Brian Lawler, a U.S. Fish and Wildlife representative working with Brown, says that with 80 percent of Americans living in urban areas, programs like Brown’s are helping to connect many people to nature who otherwise wouldn’t have access. That’s “planting a seed,” he says, that could grow them into future environmental stewards and conservationists. “Maybe they won’t grow up to be a biologist, but maybe they’ll grow up and love to fish,” he says, and that will help them understand that nature is something we need to protect.
In addition to learning how to fish, tie flies, read the water and study the science of nature, Brown says he’s providing a space for people to learn leadership skills and most importantly, to heal.
Mark Roberts met Brown at a fly-fishing Meetup group Brown initiated four years ago to bring local fishing enthusiasts together. Now Roberts, a Vietnam War veteran, actively volunteers with Soul River Inc. He says youth and veterans come back from Soul River fishing trips “changed and energized.”
He remembers a four-day rafting trip he took with Brown and several other professional guides on the Deschutes River. Every one of the youth who went along had been involved in gangs, he says. “They were all in challenging life situations, and I would say the first half day on that trip, a lot of them were pretty much like turtles, with their heads pulled in,” he says. “But by halfway through the first day, they were very involved, they were very enthusiastic.”

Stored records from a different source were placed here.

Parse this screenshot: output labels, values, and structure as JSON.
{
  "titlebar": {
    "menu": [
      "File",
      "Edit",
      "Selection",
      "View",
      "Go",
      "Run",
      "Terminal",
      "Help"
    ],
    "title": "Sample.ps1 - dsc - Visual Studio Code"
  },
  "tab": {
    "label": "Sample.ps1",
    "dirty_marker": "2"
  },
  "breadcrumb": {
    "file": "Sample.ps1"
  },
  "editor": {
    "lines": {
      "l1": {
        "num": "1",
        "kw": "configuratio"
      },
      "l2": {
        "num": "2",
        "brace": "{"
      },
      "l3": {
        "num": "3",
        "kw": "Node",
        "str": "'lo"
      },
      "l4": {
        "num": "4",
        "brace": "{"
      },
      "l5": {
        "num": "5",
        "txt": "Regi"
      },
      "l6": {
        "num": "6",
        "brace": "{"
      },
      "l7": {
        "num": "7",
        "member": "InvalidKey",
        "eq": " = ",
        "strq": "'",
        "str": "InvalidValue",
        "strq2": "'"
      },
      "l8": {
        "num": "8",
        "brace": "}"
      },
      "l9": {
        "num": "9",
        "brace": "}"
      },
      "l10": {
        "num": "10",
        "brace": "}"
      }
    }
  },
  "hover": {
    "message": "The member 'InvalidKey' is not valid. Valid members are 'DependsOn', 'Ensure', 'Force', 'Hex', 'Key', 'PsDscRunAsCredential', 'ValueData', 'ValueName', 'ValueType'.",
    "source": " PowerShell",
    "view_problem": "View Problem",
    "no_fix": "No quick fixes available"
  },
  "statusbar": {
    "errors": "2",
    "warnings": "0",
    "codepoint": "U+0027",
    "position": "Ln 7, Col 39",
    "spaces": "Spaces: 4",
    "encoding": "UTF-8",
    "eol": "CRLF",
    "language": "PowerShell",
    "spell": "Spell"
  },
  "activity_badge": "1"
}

He says it’s incredible to watch kids who had very limited or no outdoor experience before signing up for Soul River’s free fishing trips, grow quickly into environmental stewards. “They’re all becoming mentors, and they’re all becoming very educated and very skilled, not only with fly fishing but with understanding the entire environmental aspect of understanding what’s around them, above the water, under the water, and they’re changing their lives.”
In April, Brown stood before a group of 500 fly-fishing industry leaders giving him a standing ovation at a conference in Missoula, Mont. He had just accepted a 2015 Breaking Barriers Award from Orvis, an international fly fishing retailer. Senior manager of Orvis Adventures, Simon Perkins, said the company had received numerous nominations for Brown. After reading from so many people how Brown was changing lives through fly fishing, Perkins says it was easy to see that “Chad’s story was truly exceptional.”
Since the summer of 2013, Brown has taken groups of youth and veterans on fishing trips along the Deschutes River and up to the Olympic Peninsula. He’s also conducted fly fishing workshops and executed the first annual Celebration of Wild Steelhead. The free reggae concert and fly-fishing event attracted thousands of people to North Portland’s Peninsula Park in 2014. Brown hopes this year’s celebration on Sept. 13 will do the same. He plans to give away fly-fishing kits to 200 children in attendance.
“Whatever we are going through in life, whatever our challenges, whatever our dark places are,” Brown explains, “it runs deep within all of us. And the river has a way of connecting us and helping us get through that process, and getting us the answers that we’re looking for.”